DE POCO UN TODO

Enrique / García-Máiquez

Alegría

UN haiku de Kobayashi Issa podría ser el lema de mi escudo: "Oh, caracol/ escala el monte Fuji/ pero despacio". En mi vida sólo he corrido en contados momentos de apuro. En general, voy lento; lento a mi pesar, ojo: ya me gustaría ser rápido como el rayo. Pero las oposiciones las saqué al borde de los treinta años. Y como escritor apenas he empezado -espero- a madurar. Mi premiosidad es para todo: mientras que lo normal es tardar nueve meses en tener un niño, mi mujer y yo hemos empleado nueve años para dar positivo en el primer test de embarazo.

Desde luego, teniendo en cuenta lo delicado que es esto (un milagro inmenso que el feto roza con sus deditos milimétricos) no parece lo más prudente publicar tan pronto la buena nueva; pero, por otro lado, si yo fuera prudente no escribiría dos o tres columnas de opinión todas las semanas. Además, después de tanto defender por activa y por pasiva, aquí y en la manifestación del próximo sábado en Madrid, que la vida comienza en el instante mismo de la concepción, no estaría bien que me esperase ahora hasta el momento del parto para celebrarlo como merece. Mi hijo ya es.

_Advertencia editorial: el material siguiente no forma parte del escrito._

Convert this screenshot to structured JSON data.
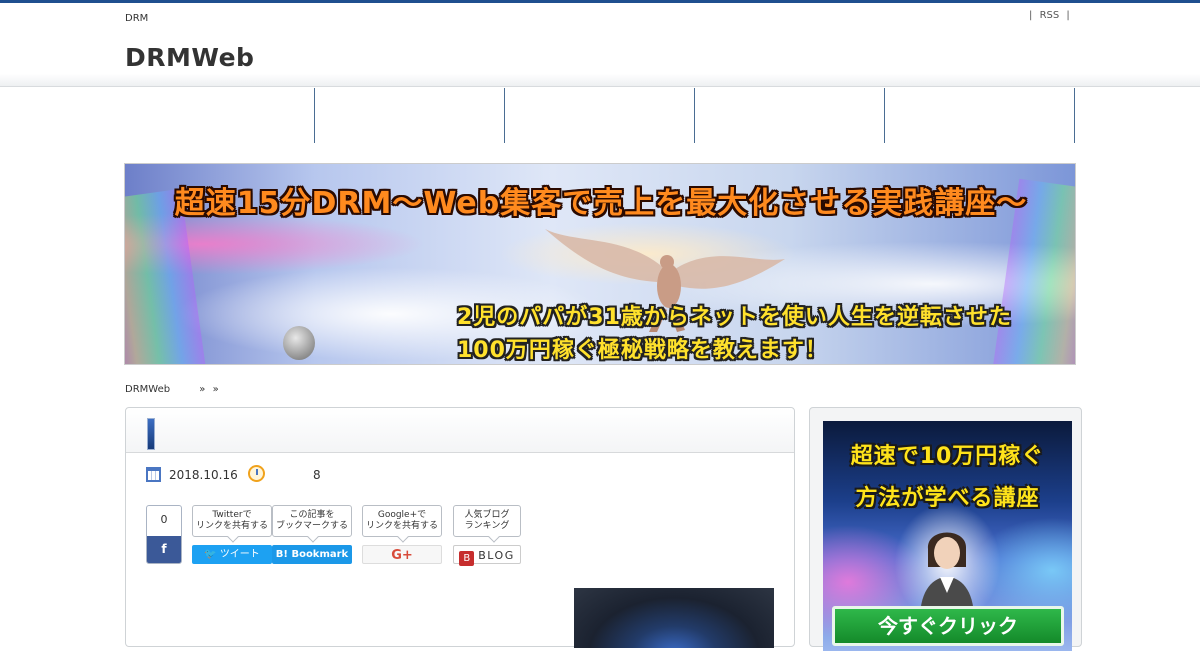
{
  "header": {
    "tagline": "DRM",
    "title": "DRMWeb",
    "rss_label": "RSS",
    "divider": "|"
  },
  "nav": {
    "items": [
      "",
      "",
      "",
      "",
      ""
    ]
  },
  "banner": {
    "title": "超速15分DRM〜Web集客で売上を最大化させる実践講座〜",
    "subtitle_line1": "2児のパパが31歳からネットを使い人生を逆転させた",
    "subtitle_line2": "100万円稼ぐ極秘戦略を教えます！"
  },
  "breadcrumb": {
    "home": "DRMWeb",
    "sep": "»"
  },
  "post": {
    "date": "2018.10.16",
    "count": "8"
  },
  "share": {
    "count": "0",
    "facebook_icon": "f",
    "twitter_bubble_line1": "Twitterで",
    "twitter_bubble_line2": "リンクを共有する",
    "twitter_button": "ツイート",
    "hatena_bubble_line1": "この記事を",
    "hatena_bubble_line2": "ブックマークする",
    "hatena_button": "B! Bookmark",
    "google_bubble_line1": "Google+で",
    "google_bubble_line2": "リンクを共有する",
    "google_button": "G+",
    "blog_bubble_line1": "人気ブログ",
    "blog_bubble_line2": "ランキング",
    "blog_button_icon": "B",
    "blog_button": "BLOG"
  },
  "sidebar_ad": {
    "line1": "超速で10万円稼ぐ",
    "line2": "方法が学べる講座",
    "cta": "今すぐクリック"
  },
  "colors": {
    "topbar": "#1f4f8f",
    "title_mark": "#173b79",
    "twitter": "#1da1f2",
    "facebook": "#3b5998",
    "hatena": "#1b98e8",
    "google": "#d84b3a"
  }
}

Por fortuna, él (o ella) no ha heredado la lentitud paterna y desde antes de nacer ha comenzado a darme noches muy malas. No duermo de la emoción. Lo único que lamento en estos días de alborozo es dejar de ser un matrimonio sin hijos. No porque me parezca lo mejor, sino por todo lo contrario. Español incorregible, mi ideal caballeresco es el de don Quijote: si desfacer los entuertos casi nunca está a nuestro alcance, al menos compartir los palos. Y no tener hijos, cuando se desean, es un palo.

Un palo con el que se puede hacer mucho bien. Empleando el tiempo en actividades valiosas, se dice, pero, sobre todo, deseándolos tener. Hoy se ve a menudo la llegada de un niño con suspicacia o con pereza. De hecho, con frecuencia a los matrimonios sin hijos se les admira, más que otra cosa, por su solvencia económica (dinkies les llaman por las iniciales de double income, no kids), y se les envidian los viajes, el orden de su salón o el silencio de sus noches. Pero las parejas que los desean no caen en la trampa, y recuerdan a todos, incluso a los padres más entregados -que también protestan a veces- el don incomparable que es cada nueva vida.

Quizá porque nunca disimulé mi pena, ahora nada más que dando la noticia del embarazo asisto a lo que para mí ha sido siempre el máximo logro literario: el aleteo de la alegría. A muchos amigos y conocidos, cuando se enteran, se les saltan las lágrimas. Compartían nuestra pena y ahora, de repente, comparten nuestra felicidad.